When: 3 – 5 October 2008

Present: Rhoda (organiser), Bob, Alan, Claire, Richard N, Sarah, Bruce, Richard C, Fiona, Steve C, Simon H, Belinda, Will, Keyna, Paul, Mike, Gaby, Matt, Nathan, Alex, Mick, Ange, Ayla

Location: Liskey Hill Campsite, Perranporth

For some, the journey to Cornwall presented a challenge (apparently it is possible to go the wrong way on the A30 for several miles before realising the signposts really shouldn’t be saying ‘London’). For others, the challenges started on arrival at our destination: trying to find the right caravans when they didn’t seem to be numbered sequentially; a lack of toilet roll prompting emergency text messages to those still on the road. Despite all this, everyone managed to end up in the caravan with all the light, heat and alcohol on Friday night: Mick and Ange’s. Ayla impressively slept through twenty people drinking and chatting into the small hours of the morning.
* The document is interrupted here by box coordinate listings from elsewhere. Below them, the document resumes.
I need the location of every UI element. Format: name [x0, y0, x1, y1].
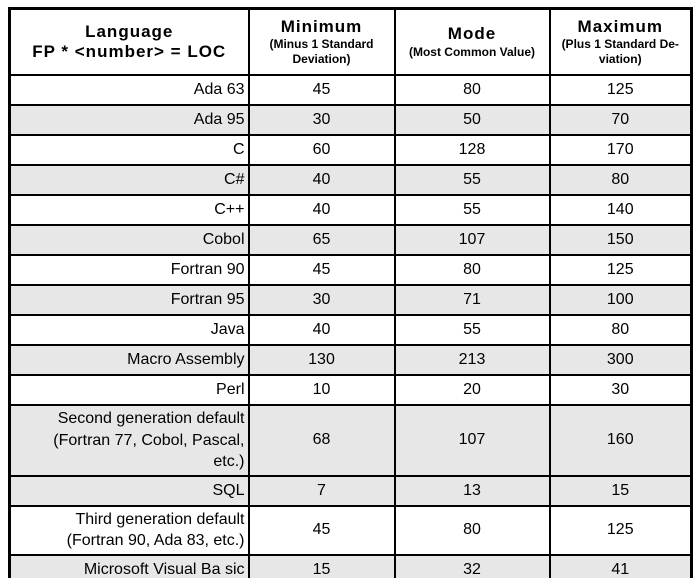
mode-cell: 80	[393, 74, 551, 106]
minimum-cell: 40	[247, 194, 396, 226]
mode-cell: 107	[393, 224, 551, 256]
mode-cell: 55	[393, 314, 551, 346]
minimum-cell: 40	[247, 314, 396, 346]
minimum-header-subtitle: (Minus 1 Standard Deviation)	[269, 37, 374, 67]
minimum-cell: 68	[247, 404, 396, 477]
minimum-cell: 130	[247, 344, 396, 376]
mode-cell: 80	[393, 504, 551, 556]
mode-header-title: Mode	[447, 24, 497, 44]
language-cell: Microsoft Visual Ba sic	[8, 553, 250, 578]
language-cell: SQL	[8, 474, 250, 507]
maximum-cell: 30	[548, 374, 693, 406]
language-cell: C#	[8, 164, 250, 196]
maximum-header-title: Maximum	[577, 16, 663, 36]
mode-cell: 80	[393, 254, 551, 286]
mode-cell: 213	[393, 344, 551, 376]
table-row: Fortran 95 30 71 100	[8, 284, 693, 316]
language-cell: Cobol	[8, 224, 250, 256]
language-cell: Fortran 95	[8, 284, 250, 316]
mode-cell: 55	[393, 194, 551, 226]
language-header-title: Language FP * <number> = LOC	[32, 22, 227, 61]
minimum-cell: 45	[247, 74, 396, 106]
maximum-cell: 140	[548, 194, 693, 226]
minimum-cell: 7	[247, 474, 396, 507]
table-row: C++ 40 55 140	[8, 194, 693, 226]
mode-header-subtitle: (Most Common Value)	[408, 44, 535, 59]
maximum-cell: 125	[548, 254, 693, 286]
mode-cell: 13	[393, 474, 551, 507]
language-cell: C	[8, 134, 250, 166]
language-cell: C++	[8, 194, 250, 226]
mode-cell: 32	[393, 553, 551, 578]
mode-cell: 107	[393, 404, 551, 477]
maximum-cell: 300	[548, 344, 693, 376]
minimum-cell: 40	[247, 164, 396, 196]
language-cell: Ada 63	[8, 74, 250, 106]
maximum-cell: 80	[548, 164, 693, 196]
table-row: Macro Assembly 130 213 300	[8, 344, 693, 376]
maximum-cell: 150	[548, 224, 693, 256]
mode-cell: 71	[393, 284, 551, 316]
column-header-maximum: Maximum (Plus 1 Standard De- viation)	[548, 7, 693, 76]
maximum-cell: 70	[548, 104, 693, 136]
column-header-mode: Mode (Most Common Value)	[393, 7, 551, 76]
minimum-cell: 60	[247, 134, 396, 166]
minimum-cell: 45	[247, 504, 396, 556]
table-row: Cobol 65 107 150	[8, 224, 693, 256]
minimum-cell: 10	[247, 374, 396, 406]
loc-conversion-table: Language FP * <number> = LOC Minimum (Mi…	[8, 7, 693, 578]
maximum-cell: 41	[548, 553, 693, 578]
table-row: Perl 10 20 30	[8, 374, 693, 406]
mode-cell: 50	[393, 104, 551, 136]
maximum-cell: 125	[548, 74, 693, 106]
minimum-cell: 45	[247, 254, 396, 286]
table-row: Ada 63 45 80 125	[8, 74, 693, 106]
language-cell: Third generation default (Fortran 90, Ad…	[8, 504, 250, 556]
maximum-header-subtitle: (Plus 1 Standard De- viation)	[561, 37, 679, 67]
table-row: SQL 7 13 15	[8, 474, 693, 507]
table-row: Microsoft Visual Ba sic 15 32 41	[8, 553, 693, 578]
table-row: Java 40 55 80	[8, 314, 693, 346]
minimum-cell: 15	[247, 553, 396, 578]
maximum-cell: 15	[548, 474, 693, 507]
language-cell: Fortran 90	[8, 254, 250, 286]
maximum-cell: 160	[548, 404, 693, 477]
language-cell: Java	[8, 314, 250, 346]
minimum-header-title: Minimum	[280, 16, 363, 36]
language-cell: Macro Assembly	[8, 344, 250, 376]
minimum-cell: 30	[247, 284, 396, 316]
maximum-cell: 100	[548, 284, 693, 316]
language-cell: Ada 95	[8, 104, 250, 136]
column-header-minimum: Minimum (Minus 1 Standard Deviation)	[247, 7, 396, 76]
mode-cell: 20	[393, 374, 551, 406]
language-cell: Second generation default (Fortran 77, C…	[8, 404, 250, 477]
mode-cell: 128	[393, 134, 551, 166]
table-row: Third generation default (Fortran 90, Ad…	[8, 504, 693, 556]
column-header-language: Language FP * <number> = LOC	[8, 7, 250, 76]
language-cell: Perl	[8, 374, 250, 406]
maximum-cell: 80	[548, 314, 693, 346]
maximum-cell: 125	[548, 504, 693, 556]
table-row: Ada 95 30 50 70	[8, 104, 693, 136]
minimum-cell: 30	[247, 104, 396, 136]
table-row: C 60 128 170	[8, 134, 693, 166]
table-row: C# 40 55 80	[8, 164, 693, 196]
minimum-cell: 65	[247, 224, 396, 256]
maximum-cell: 170	[548, 134, 693, 166]
mode-cell: 55	[393, 164, 551, 196]
header-row: Language FP * <number> = LOC Minimum (Mi…	[8, 7, 693, 76]
table-row: Second generation default (Fortran 77, C…	[8, 404, 693, 477]
table-row: Fortran 90 45 80 125	[8, 254, 693, 286]
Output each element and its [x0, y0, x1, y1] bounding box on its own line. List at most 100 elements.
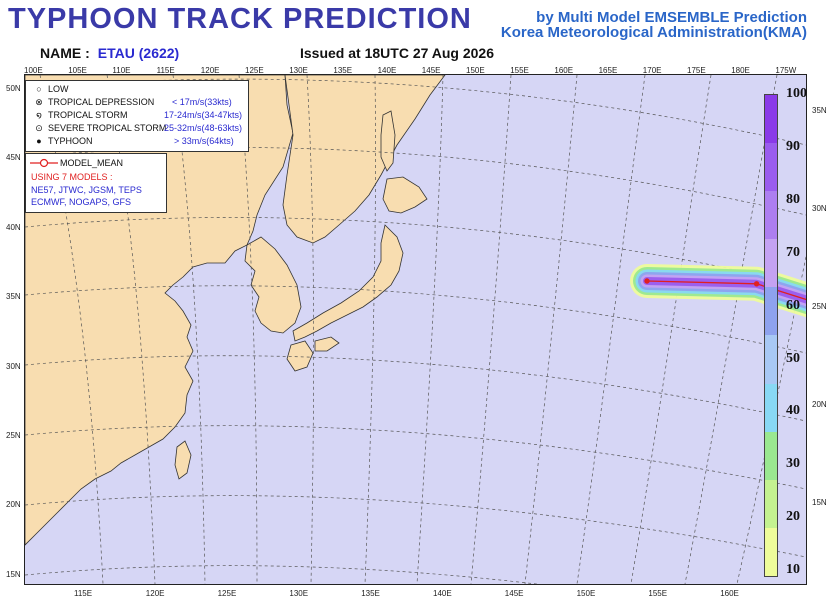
- map-label: 25N: [6, 431, 21, 440]
- model-mean-swatch: [30, 158, 58, 168]
- map-label: 135E: [333, 66, 353, 75]
- map-label: 145E: [421, 66, 441, 75]
- map-label: 120E: [200, 66, 220, 75]
- typhoon-icon: ●: [36, 136, 42, 146]
- colorbar-segment: [765, 191, 777, 240]
- map-label: 50N: [6, 84, 21, 93]
- map-label: 115E: [156, 66, 175, 75]
- legend-sts: ⊙ SEVERE TROPICAL STORM: [35, 123, 167, 133]
- byline-line-1: by Multi Model EMSEMBLE Prediction: [536, 9, 807, 26]
- colorbar-label: 100: [786, 86, 807, 101]
- map-label: 30N: [812, 204, 827, 213]
- map-label: 15N: [812, 498, 827, 507]
- using-models-label: USING 7 MODELS :: [31, 172, 113, 182]
- land-japan: [292, 224, 404, 342]
- issued-time: Issued at 18UTC 27 Aug 2026: [300, 45, 495, 61]
- map-label: 155E: [648, 589, 668, 598]
- circle-icon: ○: [36, 84, 42, 94]
- land-hokkaido: [382, 176, 428, 214]
- map-label: 150E: [466, 66, 485, 75]
- intensity-legend: ○ LOW ⊗ TROPICAL DEPRESSION ໑ TROPICAL STOR…: [25, 80, 249, 152]
- colorbar-segment: [765, 143, 777, 192]
- map-label: 110E: [112, 66, 131, 75]
- colorbar-label: 60: [786, 297, 800, 313]
- track-point: [644, 278, 650, 284]
- map-label: 165E: [598, 66, 618, 75]
- colorbar-segment: [765, 95, 777, 144]
- legend-ty-value: > 33m/s(64kts): [174, 136, 234, 146]
- map-label: 20N: [6, 500, 21, 510]
- map-label: 150E: [576, 589, 596, 598]
- map-label: 35N: [6, 292, 21, 302]
- colorbar-label: 10: [786, 562, 800, 578]
- colorbar-segment: [765, 479, 777, 528]
- colorbar-label: 70: [786, 244, 800, 260]
- map-label: 105E: [68, 66, 87, 75]
- colorbar-segment: [765, 335, 777, 384]
- land-russia-east: [282, 75, 446, 244]
- map-label: 130E: [289, 66, 308, 75]
- map-label: 180E: [731, 66, 750, 75]
- map-label: 35N: [812, 106, 827, 115]
- legend-low: ○ LOW: [34, 84, 68, 94]
- map-label: 20N: [812, 400, 827, 409]
- typhoon-name-row: NAME : ETAU (2622): [40, 45, 179, 61]
- map-label: 45N: [6, 153, 21, 163]
- map-label: 130E: [289, 589, 309, 598]
- map-label: 115E: [74, 589, 93, 598]
- map-label: 160E: [720, 589, 739, 598]
- typhoon-name-value: ETAU (2622): [97, 45, 180, 61]
- land-sakhalin: [380, 110, 396, 172]
- models-list-2: ECMWF, NOGAPS, GFS: [31, 197, 132, 207]
- map-label: 25N: [812, 302, 827, 311]
- model-mean-track: [646, 280, 806, 301]
- cross-circle-icon: ⊗: [35, 97, 43, 107]
- colorbar-segment: [765, 383, 777, 432]
- page-title: TYPHOON TRACK PREDICTION: [8, 3, 472, 35]
- colorbar-label: 20: [786, 509, 800, 525]
- colorbar-label: 50: [786, 350, 800, 366]
- map-label: 140E: [433, 589, 452, 598]
- model-mean-label: MODEL_MEAN: [60, 158, 124, 168]
- legend-ts-value: 17-24m/s(34-47kts): [164, 110, 243, 120]
- map-label: 30N: [6, 361, 21, 371]
- legend-ty: ● TYPHOON: [34, 136, 92, 146]
- map-label: 125E: [245, 66, 264, 75]
- colorbar-label: 30: [786, 456, 800, 472]
- map-label: 135E: [361, 589, 380, 598]
- legend-td-value: < 17m/s(33kts): [172, 97, 232, 107]
- colorbar-segment: [765, 527, 777, 576]
- storm-dot-icon: ⊙: [35, 123, 43, 133]
- colorbar-label: 40: [786, 403, 800, 419]
- land-shikoku: [314, 336, 340, 352]
- map-label: 175W: [775, 66, 797, 75]
- name-label: NAME :: [40, 45, 90, 61]
- colorbar-segment: [765, 287, 777, 336]
- legend-sts-value: 25-32m/s(48-63kts): [164, 123, 243, 133]
- track-points: [644, 278, 760, 287]
- land-kyushu: [286, 340, 314, 372]
- probability-colorbar: [764, 94, 778, 577]
- map-label: 145E: [504, 589, 524, 598]
- map-label: 160E: [554, 66, 574, 75]
- land-taiwan: [174, 440, 192, 480]
- map-label: 120E: [145, 589, 165, 598]
- map-label: 40N: [6, 222, 21, 232]
- map-label: 100E: [24, 66, 43, 75]
- byline-line-2: Korea Meteorological Administration(KMA): [500, 24, 807, 41]
- colorbar-label: 80: [786, 191, 800, 207]
- land-korea: [244, 236, 302, 334]
- map-label: 15N: [6, 569, 21, 579]
- map-label: 155E: [510, 66, 529, 75]
- models-legend: MODEL_MEAN USING 7 MODELS : NE57, JTWC, …: [25, 153, 167, 213]
- colorbar-label: 90: [786, 138, 800, 154]
- map-label: 140E: [377, 66, 397, 75]
- map-label: 170E: [642, 66, 662, 75]
- track-point: [753, 281, 760, 287]
- map-label: 175E: [687, 66, 706, 75]
- legend-ts: ໑ TROPICAL STORM: [34, 110, 127, 121]
- colorbar-segment: [765, 431, 777, 480]
- storm-open-icon: ໑: [36, 110, 42, 120]
- byline: by Multi Model EMSEMBLE Prediction Korea…: [501, 10, 807, 40]
- colorbar-segment: [765, 239, 777, 288]
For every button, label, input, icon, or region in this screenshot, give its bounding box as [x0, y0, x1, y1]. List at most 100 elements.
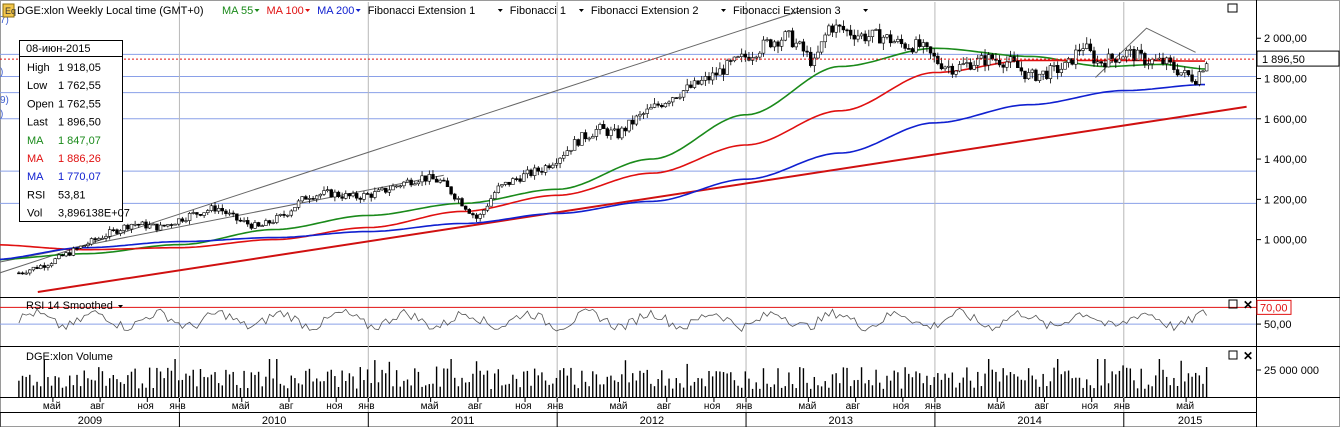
candle-body [616, 128, 620, 139]
candle-body [660, 105, 664, 108]
candle-body [776, 41, 780, 47]
volume-close-icon[interactable]: ✕ [1243, 349, 1253, 363]
candle-body [1117, 58, 1122, 63]
candle-body [209, 205, 214, 211]
info-label: Last [27, 117, 48, 129]
candle-body [1172, 61, 1176, 70]
candle-body [1154, 58, 1158, 61]
candle-body [950, 65, 955, 75]
candle-body [213, 205, 217, 212]
toolbar-item[interactable]: MA 55 [222, 5, 253, 17]
candle-body [645, 108, 649, 114]
candle-body [144, 221, 148, 229]
candle-body [296, 200, 301, 208]
candle-body [543, 165, 548, 173]
candle-body [336, 191, 341, 197]
candle-body [1161, 57, 1165, 65]
candle-body [1048, 65, 1053, 79]
rsi-maximize-icon[interactable] [1228, 299, 1238, 309]
candle-body [1179, 72, 1183, 76]
toolbar-item[interactable]: MA 200 [317, 5, 354, 17]
candle-body [137, 223, 141, 226]
candle-body [1150, 58, 1154, 65]
symbol-logo-glyph: Eq [5, 6, 16, 16]
candle-body [990, 54, 995, 60]
candle-body [89, 238, 94, 245]
candle-body [983, 55, 987, 66]
candle-body [565, 150, 570, 156]
candle-body [173, 223, 177, 226]
candle-body [870, 29, 875, 37]
candle-body [463, 205, 468, 210]
candle-body [373, 191, 377, 198]
candle-body [703, 76, 708, 81]
candle-body [354, 193, 359, 199]
info-value: 1 770,07 [58, 171, 101, 183]
candle-body [917, 39, 922, 47]
candle-body [1034, 69, 1038, 81]
candle-body [997, 60, 1002, 66]
candle-body [903, 43, 907, 49]
candle-body [972, 65, 976, 70]
month-label: янв [358, 401, 374, 412]
candle-body [1121, 56, 1125, 60]
candle-body [525, 169, 530, 175]
candle-body [888, 34, 893, 44]
candle-body [598, 124, 602, 130]
candle-body [285, 214, 290, 217]
toolbar-item[interactable]: Fibonacci Extension 1 [368, 5, 476, 17]
candle-body [1052, 65, 1056, 67]
candle-body [278, 213, 283, 216]
candle-body [594, 129, 599, 137]
candle-body [609, 129, 613, 136]
candle-body [187, 213, 192, 221]
candle-body [202, 212, 206, 216]
candle-body [467, 209, 471, 214]
candle-body [333, 191, 337, 198]
candle-body [928, 46, 933, 54]
candle-body [133, 223, 137, 226]
info-value: 1 886,26 [58, 153, 101, 165]
candle-body [1114, 58, 1118, 63]
rsi-dropdown-icon[interactable] [118, 305, 123, 308]
toolbar-item[interactable]: Fibonacci 1 [510, 5, 566, 17]
candle-body [413, 183, 417, 186]
candle-body [714, 72, 718, 76]
toolbar-item[interactable]: Fibonacci Extension 3 [733, 5, 841, 17]
candle-body [1088, 43, 1093, 52]
volume-tick-label: 25 000 000 [1264, 365, 1319, 377]
candle-body [707, 76, 711, 81]
candle-body [115, 229, 119, 234]
candle-body [805, 50, 809, 53]
candle-body [801, 41, 806, 52]
candle-body [554, 163, 559, 166]
volume-maximize-icon[interactable] [1228, 350, 1238, 360]
candle-body [100, 237, 105, 240]
symbol-logo-icon[interactable] [2, 3, 15, 18]
candle-body [1077, 49, 1082, 52]
candle-body [790, 30, 795, 48]
toolbar-item[interactable]: MA 100 [267, 5, 304, 17]
candle-body [235, 213, 239, 221]
candle-body [260, 225, 264, 227]
month-label: ноя [1082, 401, 1099, 412]
candle-body [914, 39, 918, 53]
candle-body [681, 90, 686, 98]
candle-body [362, 193, 366, 200]
toolbar-dropdown-icon [305, 9, 311, 12]
candle-body [35, 266, 39, 269]
month-label: ноя [893, 401, 910, 412]
rsi-close-icon[interactable]: ✕ [1243, 298, 1253, 312]
candle-body [841, 25, 846, 31]
candle-body [129, 223, 134, 230]
month-label: ноя [137, 401, 154, 412]
candle-body [965, 62, 969, 64]
candle-body [1194, 81, 1198, 85]
candle-body [1204, 63, 1209, 72]
candle-body [925, 42, 929, 48]
toolbar-item[interactable]: Fibonacci Extension 2 [591, 5, 699, 17]
maximize-icon[interactable] [1227, 3, 1238, 13]
info-label: Open [27, 98, 54, 110]
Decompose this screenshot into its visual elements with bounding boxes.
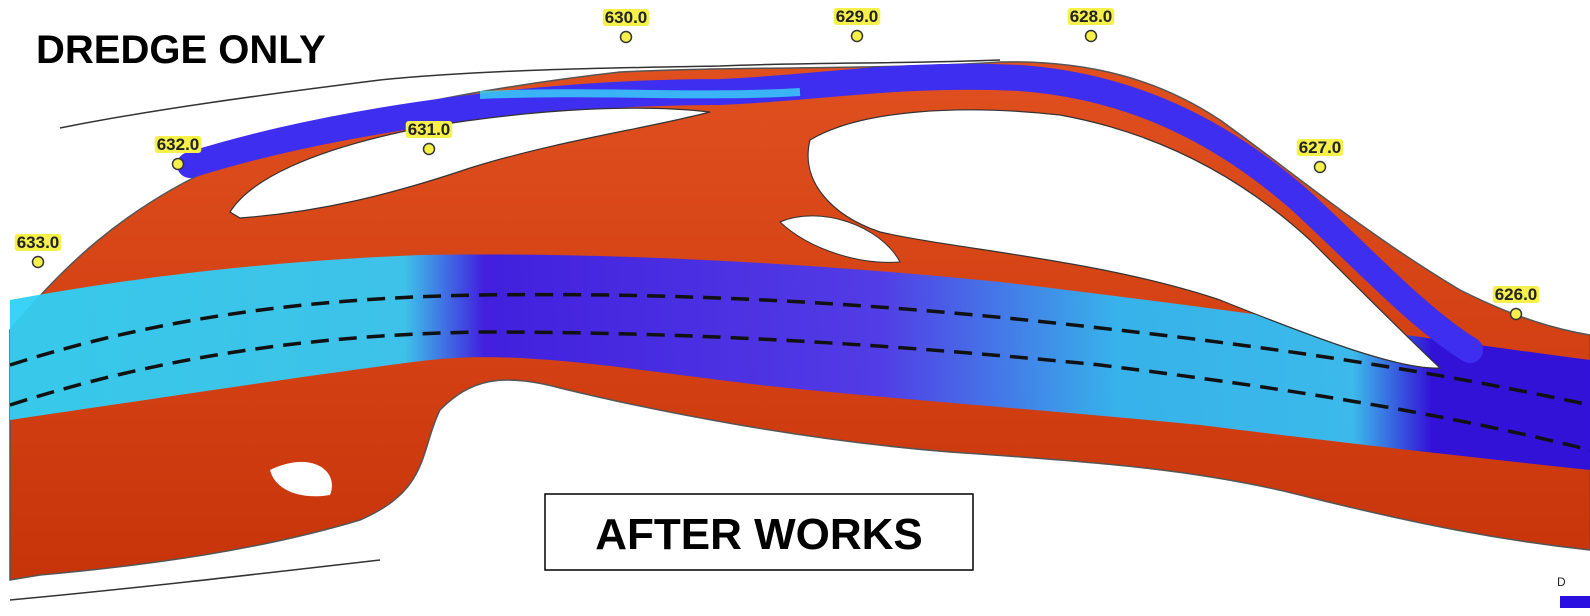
map-title: DREDGE ONLY [36,28,326,72]
mile-marker [33,257,44,268]
mile-label: 631.0 [408,120,451,139]
mile-label: 630.0 [605,8,648,27]
mile-marker [621,32,632,43]
mile-marker [852,31,863,42]
mile-marker [1086,31,1097,42]
mile-marker [173,159,184,170]
bathymetry-map: DREDGE ONLY AFTER WORKS D 633.0 632.0 631.… [0,0,1590,616]
legend-fragment: D [1557,575,1566,589]
mile-marker [1511,309,1522,320]
mile-label: 629.0 [836,7,879,26]
mile-label: 626.0 [1495,285,1538,304]
legend-swatch [1560,596,1590,608]
mile-marker [1315,162,1326,173]
page: DREDGE ONLY AFTER WORKS D 633.0 632.0 631.… [0,0,1590,616]
side-channel-shoal [480,92,800,95]
mile-label: 627.0 [1299,138,1342,157]
label-box-text: AFTER WORKS [595,510,923,559]
mile-label: 632.0 [157,135,200,154]
mile-label: 628.0 [1070,7,1113,26]
mile-label: 633.0 [17,233,60,252]
mile-marker [424,144,435,155]
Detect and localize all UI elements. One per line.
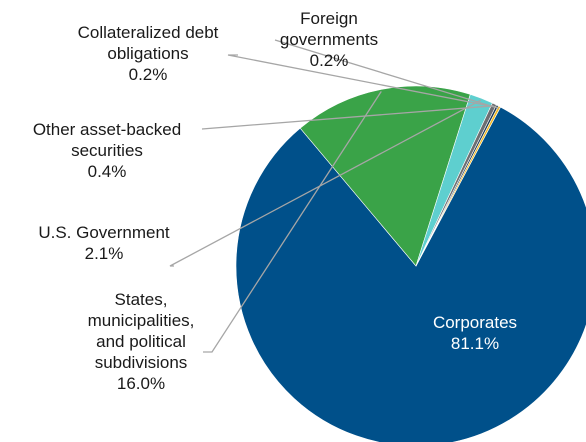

Saturday morning dawned clear, with excellent views of the beach and in direct contradiction of the weather forecast. Steve and Paul made a few comments about our lack of faith in the elements, and announced their intention to find some climbing. Everyone else set off along the coast towards St Agnes. This is an area with plenty of relics of the Cornish mining industry, including the quarry at Cligga Head and other leftovers (translation: holes to drop stones into to see how deep they go). We stopped for a coffee at Trevaunance Cove, by which time it was clear that Rhoda had used up all her weather goddess luck in the Gower. The rain persisted, on and off, for the rest of the day, with the addition of strong gusty winds (always fun on a coast path with a steep drop to the right). A few people headed inland or back to the campsite early, but the majority of the group carried on around the coast and stopped for another much-needed hot drink (or scary-looking ice cream and clotted cream concoction in Nathan’s case) before heading inland via some muddy fields and inquisitive cows to St Agnes. The restrictions of the bus timetable then forced us to go to the pub before catching the bus back to Perranporth.

Descent into Trevellas Cove.

Rain/wind prevents any thought of play in the beach cricket.

Meanwhile, the only climbing that Steve and Paul managed to locate was indoors, and they also had an illuminating encounter with the local constabulary on the way back…

Saturday evening brought the usual culinary extravaganzas, including a Moroccan theme in one caravan, and all-out Mexican in another. Further socialising took place in two or three groups, possibly due to a disinclination to uproot to another caravan in the pouring rain.

NMC hits the surf.

Not quite what was planned.

Climbing in the great indoors.

Sunday was a more relaxed start, with a variety of activities. Mike and Keyna set off on their bikes, while Richard N, Belinda, Alan and Claire took a walk across the dunes and path above Perranporth beach. A larger group (Bob, Rhoda, Alex, Bruce, Richard C, Simon and Fiona) went surfing at Perranporth, watched from a safe distance by Sarah, Nathan, Mick, Ange and Ayla. It was never established whether it was actually warmer in a wetsuit in the sea than on the extremely windy beach, but at least the latter group had the option of nipping off for a hot coffee. Later on, the weather began to look up, which was perfect timing for Rhoda, Gaby, Keyna and both Richards who had booked horse riding on the beach. The climbers had headed inland to Bodmin Moor by this stage, where unfortunately the weather had not cleared – they were spotted in intense discussions in a layby on the A30, and eventually went to the indoor wall at Launceston.